The purpose of the present study was to utilise a spring-mass model to (1) continuously measure vertical stiffness (K(vert)) and leg stiffness (K(leg)) over an entire 400 m sprint, and (2) investigate the relationship between leg spring stiffness (K(vert) and K(vert)) and the performance characteristics of mean forward running velocity (V(forwad)), mean stride frequency (f(stride)), and mean stride length (L(stride)). Eight well-trained male athletes performed a 400 m sprint with maximal effort on an outdoor field track. K(vert) was calculated from the subjects' body mass, ground contact time and flight time at each step.
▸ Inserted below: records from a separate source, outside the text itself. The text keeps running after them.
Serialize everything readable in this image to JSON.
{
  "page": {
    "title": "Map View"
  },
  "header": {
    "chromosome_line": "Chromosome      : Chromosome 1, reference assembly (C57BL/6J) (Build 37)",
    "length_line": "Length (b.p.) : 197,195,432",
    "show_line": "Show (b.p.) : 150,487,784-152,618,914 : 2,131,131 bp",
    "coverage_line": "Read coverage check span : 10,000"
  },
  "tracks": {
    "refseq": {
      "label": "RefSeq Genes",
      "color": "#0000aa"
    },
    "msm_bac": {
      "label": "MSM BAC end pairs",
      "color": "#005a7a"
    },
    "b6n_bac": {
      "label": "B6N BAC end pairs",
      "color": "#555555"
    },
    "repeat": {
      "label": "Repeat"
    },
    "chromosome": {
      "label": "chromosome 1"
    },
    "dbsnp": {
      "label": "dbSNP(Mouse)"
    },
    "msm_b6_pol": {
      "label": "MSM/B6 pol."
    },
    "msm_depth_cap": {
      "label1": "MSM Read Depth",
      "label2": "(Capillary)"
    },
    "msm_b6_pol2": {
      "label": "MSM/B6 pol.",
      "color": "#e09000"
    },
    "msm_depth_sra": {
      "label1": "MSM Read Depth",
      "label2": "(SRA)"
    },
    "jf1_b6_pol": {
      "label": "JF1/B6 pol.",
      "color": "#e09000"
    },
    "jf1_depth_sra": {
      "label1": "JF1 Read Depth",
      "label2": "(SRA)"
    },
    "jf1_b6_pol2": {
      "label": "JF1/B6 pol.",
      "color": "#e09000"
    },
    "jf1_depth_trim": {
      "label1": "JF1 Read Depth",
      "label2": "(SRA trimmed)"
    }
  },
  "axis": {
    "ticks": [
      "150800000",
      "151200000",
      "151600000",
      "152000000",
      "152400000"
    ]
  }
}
V(forwad), f(stride) and L(stride) were determined from video images. K(vert) and V(forwad) peaked at the 50-100 m interval, and consistently decreased from the middle to the later part of the sprint. K(leg) peaked at first 50 m interval, and remained constant from next 50 m interval to finish. As compared with peak values, K(vert) and V(forward) in the last 50 m decreased by about 40% and 25%, respectively. A significant positive linear relationship existed between the K(vert) and V(forward). While K(vert) was significantly correlated with f(stride), it had no correlation with L(stride). Further, no significant positive linear relationship was found between K(leg) and V(forward), f(stride), or L(stride). This result indicates that in order to keep V(forward) at later stage of a 400 m sprint, maintaining the higher f(stride) through retaining a higher K(vert) would be necessary.